Hedge Funds Stepping onto Mainstream Managers’ Turf

Institutional investors have increasingly turned to hedge funds to manage long-only mandates—and funds have been only too happy to oblige.

(December 2, 2013) — Institutional investors are increasingly demanding hedge fund managers run non-traditional hedge fund products and even their long only portfolios, according to a survey by Deutsche Bank.

This trend is in line with a central change in the way investors construct their portfolios: “Investors are moving away from ‘traditional’ asset allocation in favor of a ‘risk-based’ approach,” the report said. This shift pointed to a merging of alternatives into the core portfolio, thereby encouraging hedge fund managers to step into traditional asset managers’ roles.
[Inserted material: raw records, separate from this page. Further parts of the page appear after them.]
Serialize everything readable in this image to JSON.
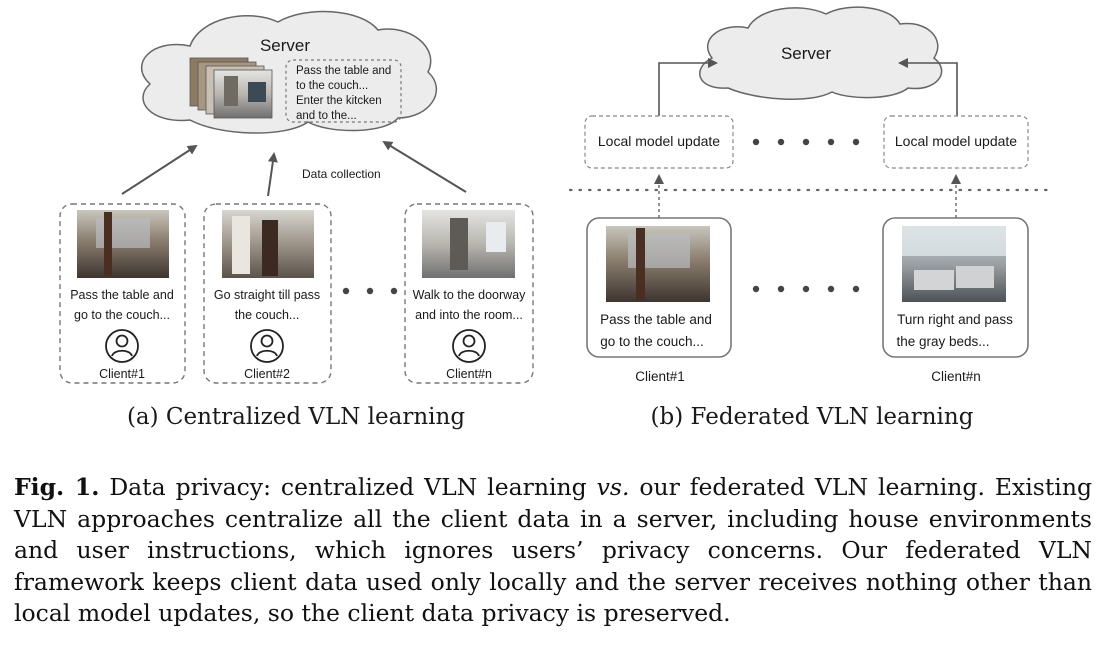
{
  "left_panel": {
    "server_label": "Server",
    "server_note_lines": [
      "Pass the table and",
      "to the couch...",
      "Enter the kitcken",
      "and to the..."
    ],
    "arrow_label": "Data collection",
    "clients": [
      {
        "instruction_lines": [
          "Pass the table and",
          "go to the couch..."
        ],
        "label": "Client#1"
      },
      {
        "instruction_lines": [
          "Go straight till pass",
          " the couch..."
        ],
        "label": "Client#2"
      },
      {
        "instruction_lines": [
          "Walk to the doorway",
          "and into the room..."
        ],
        "label": "Client#n"
      }
    ],
    "caption": "(a) Centralized VLN learning"
  },
  "right_panel": {
    "server_label": "Server",
    "update_labels": [
      "Local model update",
      "Local model update"
    ],
    "clients": [
      {
        "instruction_lines": [
          "Pass the table and",
          "go to the couch..."
        ],
        "label": "Client#1"
      },
      {
        "instruction_lines": [
          "Turn right and pass",
          "the gray beds..."
        ],
        "label": "Client#n"
      }
    ],
    "caption": "(b) Federated VLN learning"
  },
  "figure_caption": {
    "label": "Fig. 1.",
    "text_before": " Data privacy: centralized VLN learning ",
    "emphasis": "vs.",
    "text_after": " our federated VLN learning. Existing VLN approaches centralize all the client data in a server, including house environments and user instructions, which ignores users’ privacy concerns. Our federated VLN framework keeps client data used only locally and the server receives nothing other than local model updates, so the client data privacy is preserved."
  }
}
The result was a forging of a stronger bond between clients and hedge funds with managers branching out further for opportunities in liquid alternatives, including alternative 40 Act mutual funds and alternative UCITS funds.

Deutsche Bank found that among the 200 global institutional investors surveyed—with $1.9 trillion in total assets under management (AUM)—more than half already allocated to non-traditional hedge fund products. Of these, 36% invested in long-only strategies and another third in liquid alternatives run by hedge fund managers. A little less than half said they plan to increase their allocations over the next 12 months.
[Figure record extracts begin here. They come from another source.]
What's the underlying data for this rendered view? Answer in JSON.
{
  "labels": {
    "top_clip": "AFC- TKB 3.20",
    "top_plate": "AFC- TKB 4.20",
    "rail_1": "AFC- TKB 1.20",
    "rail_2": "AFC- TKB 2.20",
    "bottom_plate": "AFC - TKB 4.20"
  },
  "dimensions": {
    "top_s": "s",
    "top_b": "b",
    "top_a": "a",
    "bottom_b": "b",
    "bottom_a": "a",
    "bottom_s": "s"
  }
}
“As institutional investors become ever more comfortable with hedge funds and other alternative investment managers, they will increasingly seek out trusted hedge fund partners to help run not only their alternatives exposure, but their long only portfolios as well,” the report said.

This phenomenon was especially true for large, well-established managers: 81% of managers with more than $5 billion in AUM have already established at least one non-traditional hedge fund product.

But this idea is not new. More than three-quarters (77%) of managers reported having three years of experience managing these strategies, including 40% with backgrounds stretching more than a decade.

“Managers with extensive resources, experience and brand loyalty are well-placed to respond to growing client demand for bespoke products,” the report said.

The survey found clients’ requests were the key factor for hedge fund managers to step outside their regular roles. More than a quarter of investors reported to have asked a hedge fund to run a separately managed long-only or liquid alternatives vehicle—30% said they are considering diversifying their business.

However, managers will have to overcome the challenge of raising assets for non-traditional products, Deutsche Bank said, when moving into mainstream asset management.

Investors, on the other hand, said increased liquidity was the largest reason for investing in alternatives and regarded ‘manager skill and expertise’ as the most appealing aspect of having a hedge fund allocate their long only portfolios.

“With a variety of new growth channels, we expect hedge funds to become an ever more formidable part of the wider asset management industry in the years to come,” the report said.